Most days it’s not an act. People think that being the bubbly, happy girl is putting on a front, that nobody could be that peppy and optimistic. But usually, I just am. I can’t really explain it. I know that life is full of hardship and crummy situations, but for the most part I just don’t think about those things on a regular basis. Life is shiny and wonderful, meant to be enjoyed and lived. I absolutely cannot understand pessimism – why, if you have the option to think positively or negatively without knowing the outcome of something, would you possibly want to purposefully make yourself miserable? That’s what I see pessimism as, a willingness to be unhappy.
My day to day activities keep me occupied. I’m distracted with television shows, blogs to read, AIM conversations that make me laugh until I cry and e-mails about plans to see my friends that excite me. Whatever I’m doing, my mind is not on my problems.
The issue with this is that I’m unconsciously holding it all in. Everything that bothers me gets pushed to the side by my nature to be happy. It’s not something I force, not at all – sometimes I wish I could have my moment in the middle of the day in front of someone. But I don’t.
I don’t until it’s 2am, there’s nobody around, and I find myself falling down a vicious well of self-hatred. I crumple into a ball – in the shower, on my bed, just sitting on the floor – and I cry. I cry and cry, over everything and nothing.
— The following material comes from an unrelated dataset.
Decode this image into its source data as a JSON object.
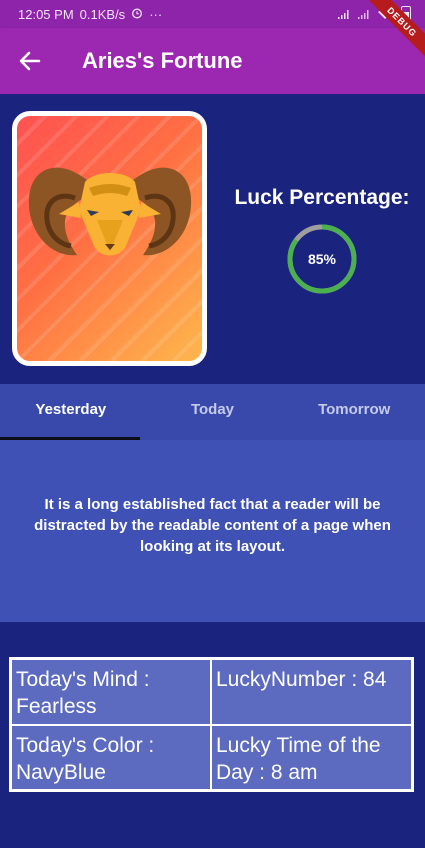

I cry because I’m sick, because everything I try seems not to work, because I’m afraid I’m never going to feel better ever again. I cry because I feel worthless – I disappoint everyone, whether it’s by canceling plans or simply the fact that I can’t get a job.
I cry because no matter how many friends or family members tell me I’m something special, that I have something amazing to offer the world, I just don’t believe them. I’m a living, walking definition of mediocrity – good at many things, but not great at anything. I desperately want to believe my friends, to see what they see, but something is there that stops me. That aspect of my life is a total farce. I’m able to tell people that I know I’m awesome, but it’s a cover-up.
Somewhere along the way, sometime in college, I lost the ability to believe in myself.
I could see that I was throwing away my college education by skipping class and never studying, but I was unable to stop myself. I couldn’t put the right pieces together and figure out how to utilize my time best and be productive. I knew - and was reminded ad nauseam by my parents - that I had the potential and the intelligence to succeed. It was something I should have been able to control, but I couldn’t. It wasn’t because of circumstance or outside influences – it was all me. And because I couldn’t do it, I lost confidence in my ability to do anything.
Around this time, I stopped dancing. Dance was the single solitary thing in my life that I was constantly good at. I could pick up choreography that girls had learned for months in one night. I could do pirouettes and a near-perfect switch leap; I could put on my game face for hip hop and bring elegance to lyrical dancing. It was something I worked terribly hard at, and I saw amazing results. If I couldn’t do something right the first time, I practiced until I did. I put passion into everything I did and because of it, I received handfuls of compliments from people I didn’t even know at the ends of recitals.
I’ve never known how to channel that effort into anything else and, once that part of my life was over, I had settled into mediocrity. That’s where I stay, almost stuck, unable to figure out how to get out.